Prosegue Salvarani: “Lo studio dimostra chiaramente la necessità di considerare la presenza di una sindrome Vexas nei pazienti con sospetto diagnostico di vasculite. Inoltre, esiste la possibilità che alcuni casi di vasculite possano sviluppare una sindrome Vexas e che quindi non siano più in grado di rispondere alla terapia delle vasculiti. Inoltre, uno dei nostri pazienti refrattario alla terapia steroidea associata ad immunodepressori tradizionali ha risposto alla terapia con un farmaco inibitore degli enzimi JAK”.
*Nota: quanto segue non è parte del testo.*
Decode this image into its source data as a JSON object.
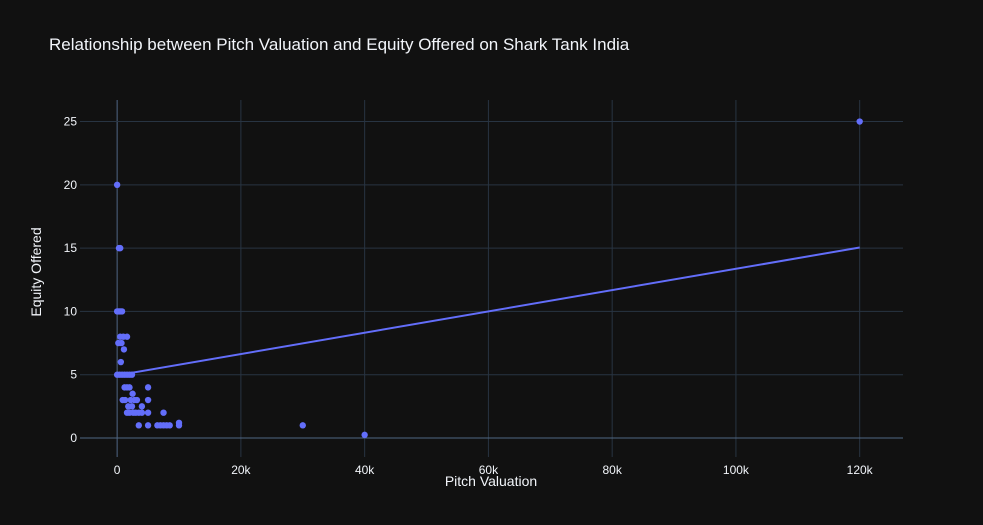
{
  "chart_data": {
    "type": "scatter",
    "title": "Relationship between Pitch Valuation and Equity Offered on Shark Tank India",
    "xlabel": "Pitch Valuation",
    "ylabel": "Equity Offered",
    "xlim": [
      -6000,
      127000
    ],
    "ylim": [
      -1.5,
      26.7
    ],
    "grid": true,
    "legend": "none",
    "x_ticks": [
      {
        "value": 0,
        "label": "0"
      },
      {
        "value": 20000,
        "label": "20k"
      },
      {
        "value": 40000,
        "label": "40k"
      },
      {
        "value": 60000,
        "label": "60k"
      },
      {
        "value": 80000,
        "label": "80k"
      },
      {
        "value": 100000,
        "label": "100k"
      },
      {
        "value": 120000,
        "label": "120k"
      }
    ],
    "y_ticks": [
      {
        "value": 0,
        "label": "0"
      },
      {
        "value": 5,
        "label": "5"
      },
      {
        "value": 10,
        "label": "10"
      },
      {
        "value": 15,
        "label": "15"
      },
      {
        "value": 20,
        "label": "20"
      },
      {
        "value": 25,
        "label": "25"
      }
    ],
    "points": [
      [
        120000,
        25
      ],
      [
        0,
        20
      ],
      [
        300,
        15
      ],
      [
        500,
        15
      ],
      [
        0,
        10
      ],
      [
        200,
        10
      ],
      [
        400,
        10
      ],
      [
        600,
        10
      ],
      [
        800,
        10
      ],
      [
        500,
        8
      ],
      [
        1000,
        8
      ],
      [
        1600,
        8
      ],
      [
        200,
        7.5
      ],
      [
        700,
        7.5
      ],
      [
        1100,
        7
      ],
      [
        600,
        6
      ],
      [
        0,
        5
      ],
      [
        400,
        5
      ],
      [
        800,
        5
      ],
      [
        1200,
        5
      ],
      [
        1600,
        5
      ],
      [
        2000,
        5
      ],
      [
        2400,
        5
      ],
      [
        1200,
        4
      ],
      [
        1600,
        4
      ],
      [
        2000,
        4
      ],
      [
        5000,
        4
      ],
      [
        2500,
        3.5
      ],
      [
        900,
        3
      ],
      [
        1300,
        3
      ],
      [
        2200,
        3
      ],
      [
        2800,
        3
      ],
      [
        3200,
        3
      ],
      [
        5000,
        3
      ],
      [
        1800,
        2.5
      ],
      [
        2400,
        2.5
      ],
      [
        4000,
        2.5
      ],
      [
        1600,
        2
      ],
      [
        2000,
        2
      ],
      [
        2600,
        2
      ],
      [
        3000,
        2
      ],
      [
        3500,
        2
      ],
      [
        4000,
        2
      ],
      [
        5000,
        2
      ],
      [
        7500,
        2
      ],
      [
        3500,
        1
      ],
      [
        5000,
        1
      ],
      [
        6500,
        1
      ],
      [
        7000,
        1
      ],
      [
        7500,
        1
      ],
      [
        8000,
        1
      ],
      [
        8500,
        1
      ],
      [
        10000,
        1.2
      ],
      [
        10000,
        1
      ],
      [
        30000,
        1
      ],
      [
        40000,
        0.25
      ]
    ],
    "trendline": {
      "type": "line",
      "points": [
        [
          0,
          4.95
        ],
        [
          120000,
          15.05
        ]
      ]
    },
    "colors": {
      "background": "#111111",
      "plot_bg": "#111111",
      "grid": "#283442",
      "zeroline": "#506784",
      "marker": "#636efa",
      "text": "#f2f5fa"
    }
  }
}
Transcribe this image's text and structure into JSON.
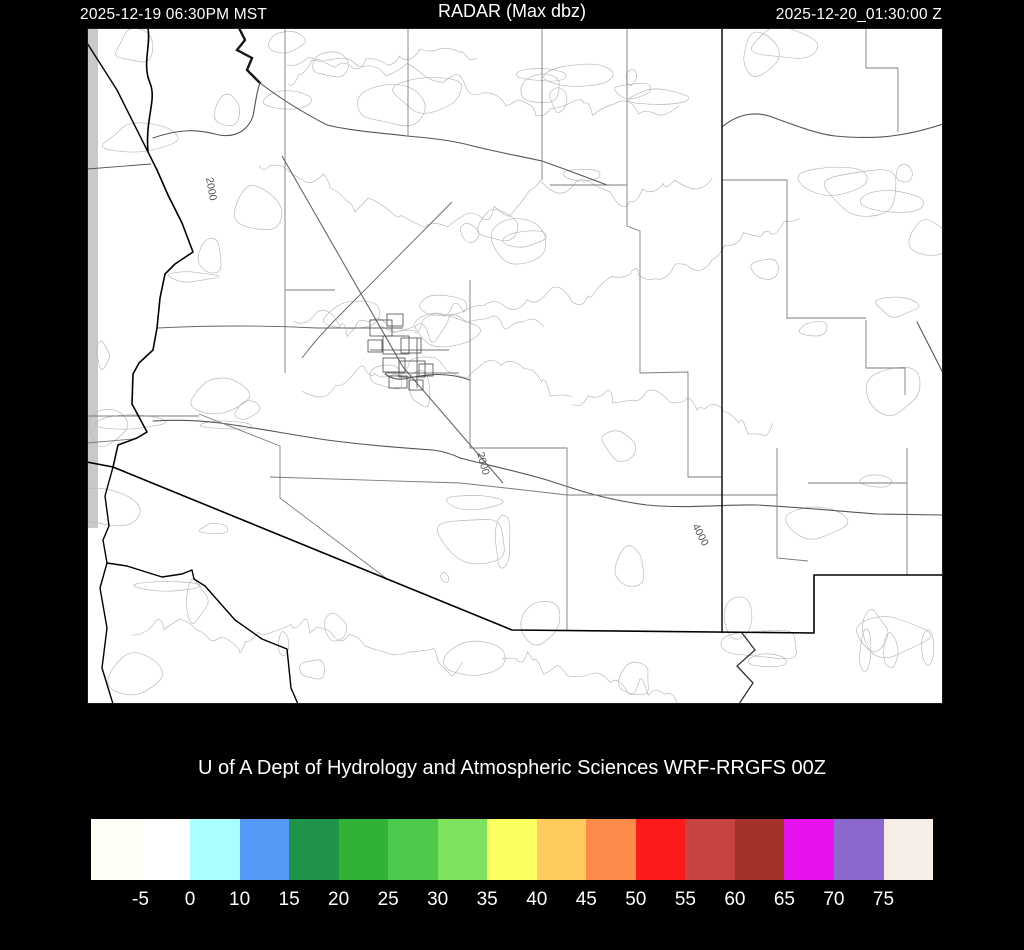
{
  "header": {
    "left_timestamp": "2025-12-19 06:30PM MST",
    "title": "RADAR (Max dbz)",
    "right_timestamp": "2025-12-20_01:30:00 Z"
  },
  "map": {
    "region": "Arizona",
    "contour_labels": [
      {
        "text": "2000"
      },
      {
        "text": "2000"
      },
      {
        "text": "4000"
      }
    ]
  },
  "footer": {
    "credit": "U of A Dept of Hydrology and Atmospheric Sciences WRF-RRGFS 00Z"
  },
  "colorbar": {
    "tick_labels": [
      "-5",
      "0",
      "10",
      "15",
      "20",
      "25",
      "30",
      "35",
      "40",
      "45",
      "50",
      "55",
      "60",
      "65",
      "70",
      "75"
    ],
    "segment_colors": [
      "#fffff6",
      "#ffffff",
      "#a9ffff",
      "#569af7",
      "#1f9347",
      "#30b236",
      "#4cc94b",
      "#7de25d",
      "#fbff62",
      "#ffcb5e",
      "#fc8b4b",
      "#fb1b1b",
      "#c64340",
      "#a33128",
      "#e712ef",
      "#8a68ce",
      "#f6ede6"
    ]
  }
}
La collaborazione con l’Università di Modena e le due prestigiose Istituzioni Americane prevede, tra le altre cose, che la dottoressa Chiara Marvisi, specializzanda del terzo anno di Reumatologia e primo autore del lavoro con il dottor Francesco Muratore della stessa Struttura Complessa di Reggio Emilia, trascorra nel 2022 un periodo di studio presso il National Human Genome Research Institute e il National Institute of Arthritis and Musculoskeletal and Skin Diseases della NIH, studiando le malattie autoinfiammatorie inclusa la Vexas e le vasculiti dei grandi vasi.